Hence the reason she could never go back.
Unless she really had no other choice.
Nivea prayed she would have another choice, her gaze moving to the door of the barbershop as she stopped fighting the indecision over whether or not to go inside. Eli owned the barbershop and three others just like it throughout the city. He employed men that he’d met over the years, ones that had fallen in some way and needed a helping hand. She’d admired that about Eli, the compassion he had for people. The fact that it seemed to be all people besides her only stung a little. Well, a lot, but she wasn’t about to start with that complaint at the moment.
Instead, she slipped her cell phone into her jacket pocket alongside the keys she’d previously taken out of the ignition.
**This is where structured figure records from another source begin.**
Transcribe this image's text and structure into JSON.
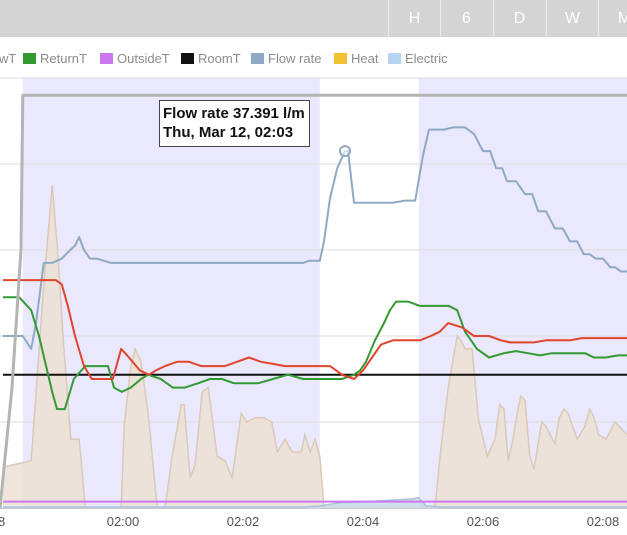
{
  "range_buttons": [
    "H",
    "6",
    "D",
    "W",
    "M"
  ],
  "legend": [
    {
      "label": "wT",
      "color": "#e0442c",
      "style": "none"
    },
    {
      "label": "ReturnT",
      "color": "#339933",
      "style": "solid"
    },
    {
      "label": "OutsideT",
      "color": "#cc77ee",
      "style": "solid"
    },
    {
      "label": "RoomT",
      "color": "#111111",
      "style": "solid"
    },
    {
      "label": "Flow rate",
      "color": "#8fa9c4",
      "style": "solid"
    },
    {
      "label": "Heat",
      "color": "#f0c232",
      "style": "solid"
    },
    {
      "label": "Electric",
      "color": "#b7d5f3",
      "style": "solid"
    }
  ],
  "tooltip": {
    "line1": "Flow rate 37.391 l/m",
    "line2": "Thu, Mar 12, 02:03"
  },
  "chart_data": {
    "type": "line",
    "x_unit": "minutes after 01:58 (Thu, Mar 12)",
    "xlim": [
      -0.05,
      10.4
    ],
    "ylim": [
      0,
      100
    ],
    "x_ticks": [
      {
        "x": 2,
        "label": "02:00"
      },
      {
        "x": 4,
        "label": "02:02"
      },
      {
        "x": 6,
        "label": "02:04"
      },
      {
        "x": 8,
        "label": "02:06"
      },
      {
        "x": 10,
        "label": "02:08"
      }
    ],
    "first_tick_label_partial": "8",
    "grid": {
      "horizontal": true,
      "vertical": false
    },
    "background_bands": [
      {
        "x_start": 0.33,
        "x_end": 5.28,
        "color": "#eae8fc"
      },
      {
        "x_start": 6.93,
        "x_end": 10.4,
        "color": "#eae8fc"
      }
    ],
    "series": [
      {
        "name": "Heat",
        "color": "#f0c232",
        "fill": "#ece0d4",
        "stroke": "#dbc9b8",
        "kind": "area",
        "x": [
          0.0,
          0.47,
          0.68,
          0.82,
          0.92,
          1.0,
          1.13,
          1.27,
          1.37,
          1.42,
          1.48,
          1.56,
          1.97,
          2.02,
          2.12,
          2.2,
          2.3,
          2.42,
          2.57,
          2.7,
          2.82,
          2.97,
          3.02,
          3.12,
          3.2,
          3.32,
          3.42,
          3.57,
          3.7,
          3.82,
          3.97,
          4.06,
          4.2,
          4.35,
          4.48,
          4.57,
          4.7,
          4.82,
          4.97,
          5.03,
          5.12,
          5.2,
          5.28,
          5.35,
          5.45,
          5.52,
          5.55,
          6.0,
          6.5,
          6.8,
          7.05,
          7.2,
          7.3,
          7.42,
          7.57,
          7.63,
          7.7,
          7.82,
          7.92,
          8.07,
          8.2,
          8.28,
          8.35,
          8.42,
          8.5,
          8.57,
          8.63,
          8.7,
          8.78,
          8.85,
          8.92,
          8.98,
          9.05,
          9.12,
          9.2,
          9.27,
          9.35,
          9.42,
          9.57,
          9.7,
          9.78,
          9.85,
          9.93,
          10.05,
          10.2,
          10.4
        ],
        "values": [
          9.5,
          11.0,
          52.0,
          75.0,
          58.0,
          40.0,
          16.0,
          16.0,
          0.0,
          0.0,
          0.0,
          0.0,
          0.0,
          19.0,
          32.0,
          37.0,
          34.0,
          22.0,
          0.0,
          0.0,
          12.0,
          24.0,
          24.0,
          7.0,
          10.0,
          27.0,
          28.0,
          12.0,
          11.0,
          7.0,
          22.0,
          20.0,
          21.0,
          21.0,
          20.0,
          13.0,
          16.0,
          13.0,
          13.0,
          17.0,
          13.0,
          16.0,
          12.0,
          0.0,
          0.0,
          0.0,
          0.0,
          0.0,
          0.0,
          0.0,
          0.0,
          0.0,
          14.0,
          28.0,
          40.0,
          39.0,
          37.0,
          37.0,
          21.0,
          12.0,
          16.0,
          24.0,
          23.0,
          11.0,
          16.0,
          22.0,
          26.0,
          25.0,
          12.0,
          9.0,
          15.0,
          20.0,
          19.0,
          17.0,
          15.0,
          21.0,
          23.0,
          22.0,
          16.0,
          19.0,
          23.0,
          21.0,
          17.0,
          16.0,
          20.0,
          17.0
        ]
      },
      {
        "name": "Electric",
        "color": "#b7d5f3",
        "fill": "#c8d8ea",
        "stroke": "#a9c3de",
        "kind": "area",
        "x": [
          0.0,
          0.4,
          1.2,
          2.0,
          3.0,
          4.0,
          5.0,
          5.3,
          5.6,
          6.0,
          6.3,
          6.8,
          6.93,
          7.05,
          7.3,
          8.0,
          9.0,
          10.0,
          10.4
        ],
        "values": [
          0.2,
          0.2,
          0.2,
          0.2,
          0.2,
          0.2,
          0.2,
          0.5,
          1.2,
          1.4,
          1.7,
          2.1,
          2.4,
          0.5,
          0.2,
          0.2,
          0.2,
          0.2,
          0.2
        ]
      },
      {
        "name": "Flow rate",
        "color": "#8fa9c4",
        "kind": "line",
        "x": [
          0.0,
          0.2,
          0.33,
          0.47,
          0.55,
          0.68,
          0.82,
          0.98,
          1.05,
          1.12,
          1.2,
          1.27,
          1.35,
          1.45,
          1.56,
          1.8,
          2.2,
          2.6,
          3.0,
          3.4,
          3.8,
          4.2,
          4.6,
          4.9,
          5.0,
          5.1,
          5.2,
          5.28,
          5.35,
          5.45,
          5.57,
          5.7,
          5.75,
          5.8,
          5.85,
          6.0,
          6.5,
          6.7,
          6.82,
          6.87,
          7.0,
          7.1,
          7.17,
          7.35,
          7.5,
          7.62,
          7.7,
          7.85,
          8.0,
          8.12,
          8.22,
          8.32,
          8.4,
          8.55,
          8.7,
          8.82,
          8.92,
          9.05,
          9.2,
          9.33,
          9.45,
          9.57,
          9.68,
          9.78,
          9.88,
          10.0,
          10.12,
          10.2,
          10.3,
          10.4
        ],
        "values": [
          40.0,
          40.0,
          40.0,
          37.0,
          43.0,
          57.0,
          57.0,
          58.0,
          59.0,
          60.0,
          61.0,
          63.0,
          60.0,
          58.0,
          58.0,
          57.0,
          57.0,
          57.0,
          57.0,
          57.0,
          57.0,
          57.0,
          57.0,
          57.0,
          57.0,
          57.5,
          57.5,
          57.5,
          62.0,
          72.0,
          79.0,
          83.0,
          83.0,
          77.0,
          71.0,
          71.0,
          71.0,
          71.5,
          71.5,
          71.5,
          82.0,
          88.0,
          88.0,
          88.0,
          88.5,
          88.5,
          88.5,
          87.0,
          83.0,
          83.0,
          79.0,
          79.0,
          76.0,
          76.0,
          73.0,
          73.0,
          69.0,
          69.0,
          65.0,
          65.0,
          62.0,
          62.0,
          59.0,
          59.0,
          58.0,
          58.0,
          56.0,
          56.0,
          55.0,
          55.0
        ]
      },
      {
        "name": "RoomT",
        "color": "#111111",
        "kind": "line",
        "x": [
          0.0,
          10.4
        ],
        "values": [
          31.0,
          31.0
        ]
      },
      {
        "name": "ReturnT",
        "color": "#339933",
        "kind": "line",
        "x": [
          0.0,
          0.27,
          0.47,
          0.6,
          0.82,
          0.9,
          1.03,
          1.18,
          1.37,
          1.47,
          1.75,
          1.85,
          1.98,
          2.13,
          2.3,
          2.42,
          2.63,
          2.83,
          3.03,
          3.25,
          3.45,
          3.65,
          3.85,
          4.05,
          4.25,
          4.5,
          4.75,
          5.0,
          5.25,
          5.45,
          5.65,
          5.85,
          5.95,
          6.05,
          6.2,
          6.35,
          6.45,
          6.55,
          6.75,
          6.95,
          7.2,
          7.43,
          7.57,
          7.7,
          7.9,
          8.1,
          8.35,
          8.55,
          8.75,
          8.95,
          9.15,
          9.35,
          9.55,
          9.7,
          9.85,
          10.05,
          10.25,
          10.4
        ],
        "values": [
          49.0,
          49.0,
          46.0,
          40.0,
          27.0,
          23.0,
          23.0,
          30.0,
          33.0,
          33.0,
          33.0,
          28.0,
          27.0,
          28.0,
          30.0,
          31.0,
          30.0,
          28.0,
          28.0,
          29.0,
          30.0,
          30.0,
          29.0,
          29.0,
          29.0,
          30.0,
          31.0,
          30.0,
          30.0,
          30.0,
          30.0,
          31.0,
          32.0,
          34.0,
          39.0,
          43.0,
          46.0,
          48.0,
          48.0,
          47.0,
          47.0,
          47.0,
          46.0,
          41.0,
          37.0,
          35.0,
          36.0,
          36.5,
          36.0,
          35.5,
          36.0,
          36.0,
          36.0,
          36.0,
          35.0,
          35.0,
          35.5,
          35.5
        ]
      },
      {
        "name": "wT",
        "color": "#e0442c",
        "kind": "line",
        "x": [
          0.0,
          0.2,
          0.33,
          0.47,
          0.62,
          0.73,
          0.88,
          0.98,
          1.08,
          1.2,
          1.35,
          1.48,
          1.58,
          1.83,
          1.97,
          2.1,
          2.28,
          2.43,
          2.55,
          2.7,
          2.9,
          3.1,
          3.3,
          3.5,
          3.7,
          3.9,
          4.1,
          4.3,
          4.5,
          4.7,
          4.9,
          5.15,
          5.35,
          5.45,
          5.65,
          5.75,
          5.85,
          6.0,
          6.15,
          6.3,
          6.5,
          6.75,
          6.95,
          7.13,
          7.28,
          7.42,
          7.65,
          7.85,
          8.1,
          8.3,
          8.45,
          8.65,
          8.85,
          9.05,
          9.25,
          9.45,
          9.65,
          9.85,
          10.05,
          10.25,
          10.4
        ],
        "values": [
          53.0,
          53.0,
          53.0,
          53.0,
          53.0,
          53.0,
          53.0,
          52.0,
          47.0,
          40.0,
          33.0,
          30.0,
          30.0,
          30.0,
          37.0,
          35.0,
          32.0,
          31.0,
          32.0,
          33.0,
          34.0,
          34.0,
          33.0,
          33.0,
          33.0,
          34.0,
          35.0,
          34.0,
          33.5,
          33.0,
          33.0,
          33.0,
          33.0,
          33.0,
          31.0,
          30.5,
          30.0,
          32.0,
          35.0,
          38.0,
          39.0,
          39.0,
          39.0,
          40.0,
          41.0,
          43.0,
          42.0,
          40.0,
          40.0,
          39.0,
          38.5,
          38.5,
          38.5,
          39.0,
          39.0,
          39.0,
          39.5,
          39.5,
          39.5,
          39.5,
          39.5
        ]
      },
      {
        "name": "OutsideT",
        "color": "#cc77ee",
        "kind": "line",
        "x": [
          0.0,
          10.4
        ],
        "values": [
          1.5,
          1.5
        ]
      },
      {
        "name": "Gray top line",
        "color": "#b4b4b4",
        "kind": "line",
        "x": [
          -0.05,
          0.15,
          0.3,
          0.33,
          0.4,
          10.4
        ],
        "values": [
          0.0,
          28.0,
          60.0,
          96.0,
          96.0,
          96.0
        ]
      }
    ],
    "hover_marker": {
      "series": "Flow rate",
      "x": 5.7,
      "value": 83.0
    }
  }
}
She climbed out of her car and seconds later was opening the door to the barbershop, all while trying not to think about Eli’s reaction to her being there.
They weren’t out on assignment today because Dorian Wilson had seemingly disappeared. After the incident at the cabin they hadn’t seen him at his house and X’s friend at the Bureau had confirmed he hadn’t shown up for work. He wasn’t dead, Eli had seemed certain of that fact when she’d suggested that maybe he’d been shot at the cabin but managed to drive away, thus dying someplace else. But he didn’t seem to be in D.C. either. And after the incident at the charity ball, Rome wanted all shifters focused on training to deal with the hybrids, since it seemed apparent that Crowe wasn’t stopping his development of the species.
Eli had left Havenway hours ago and she’d been—like a stalker—following him around the city. Why? She’d asked herself that question several times today and had only been able to come up with one answer—he was her mate.
Nivea was as sure of this as she was of her name. Especially after their little tryst, no matter how long ago that seemed to be. The shrink said she’d one day be able to love and trust and care for someone the way she was supposed to have been loved and cared for, and she believed it wholeheartedly. Just as she was certain that Eli was the one, if he could ever get past that chip the size of a boulder on his shoulder.